Studies have attempted to quantify the spread risk of COVID-19 using epidemiological models within a country and at regional scales,^5,10,16–18 and accumulated divergences among genomic data of SARS-CoV-2 have also been used to trace the viral spread. For instance, it was found that most of the SARS-CoV-2 strains circulating in the NY area and northern CA were introduced from Europe via multiple independent importation events.^19,20 Similarly, the great majority of the SARS-CoV-2 strains circulating in UK was derived from continental Europe in March via inbound travellers.²¹ The effects of international travel and border control measures on the global spread of SARS-CoV-2 were also preliminarily explored.^10,22 However, questions remain as to the spatiotemporal characterizations and transmission routes of the COVID-19 pandemic and which factors contributed to the seeding of the virus and the emergence of outbreaks. Answers to these questions are of vital importance in formulating effective measures to contain the ongoing COVID-19 pandemic and for future infectious disease outbreak planning.

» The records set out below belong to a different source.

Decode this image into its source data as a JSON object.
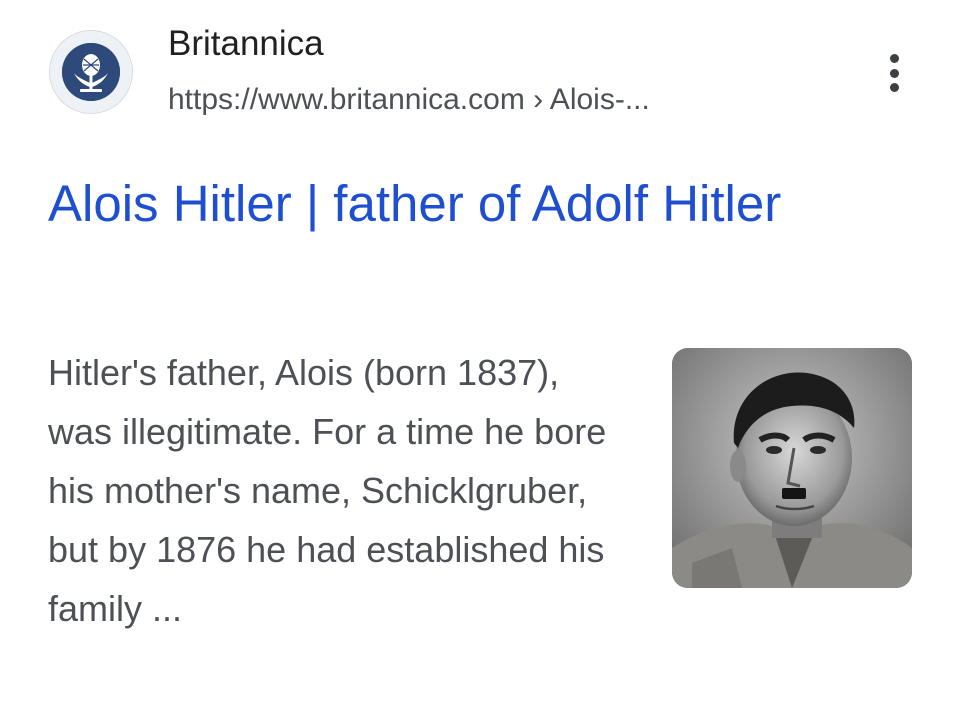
{
  "result": {
    "site_name": "Britannica",
    "url": "https://www.britannica.com › Alois-...",
    "title": "Alois Hitler | father of Adolf Hitler",
    "snippet": "Hitler's father, Alois (born 1837), was illegitimate. For a time he bore his mother's name, Schicklgruber, but by 1876 he had established his family ...",
    "favicon_icon": "britannica-thistle-icon",
    "menu_icon": "more-vert-icon",
    "thumbnail": "portrait-photo-thumbnail"
  },
  "colors": {
    "title_link": "#1f4fd1",
    "site_name": "#202124",
    "url": "#4d5156",
    "snippet": "#4d5156",
    "favicon_bg": "#2d4a7a"
  }
}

Using a comprehensive dataset integrating epidemiological, travel, intervention and genetic data, here we conduct epidemiological modelling and Bayesian phylogeographic inference to: (i) understand the changing patterns of international movements under COVID-19 interventions across the world, (ii) measure the transmission dynamics of intercontinental COVID-19, (iii) distinguish the main source of international transmission that facilitated the COVID-19 pandemic and further (iv) reveal the source of the dominant strains circulating in the USA. The findings of our study can be used to inform public health response efforts for ongoing and future waves across the world.

Methods

Simulating the COVID-19 spread using an epidemiological model

Using domestic and international population mobility data and a susceptible-exposed-infectious-removed (SEIR) framework,⁶ we built a global travel network-based stochastic metapopulation transmission model to simulate COVID-19 transmission across 221 countries, territories or areas globally from 1 December 2019 to 31 March 2020 (the R code of the SEIR model can be found at: https://github.com/wpgp/BEARmod). To initially parameterize the model, country-specific reproduction numbers [median: 2.4, interquartile range (IQR): 2.0–2.8], before the implementation of physical distancing interventions, were estimated from daily case counts reported by each country, adjusted for reporting delays.²³ A publicly available dataset of government COVID-19 countermeasures was obtained to define the timings of various interventions implemented in each country.²⁴ We also used initial epidemiological information (i.e. the incubation period and delays from symptom onset to report) estimated from case data during the early stages of the outbreak in Wuhan.²⁵

Additionally, two mobile phone-derived publicly available anonymized population mobility datasets covering 133 countries, territories or areas in 2020^26,27 were used in our simulations to account for the impact of travel and physical distancing interventions implemented to mitigate the COVID-19 pandemic across space and time. To simulate the international spread of COVID-19 through population movement, we parameterized the model using global air traffic data, from 1 December 2019 to 31 March 2020, obtained from the Official Aviation Guide (https://www.oag.com/). As we simulated the COVID-19 spread by day, we used the proportion of daily volume of seats on scheduled flights over the total number of flight seats in each month and route to disaggregate air passenger counts from monthly to daily level between countries. Details of the model, parameters and data sources and their collation are provided in the Supplementary Materials and Methods section.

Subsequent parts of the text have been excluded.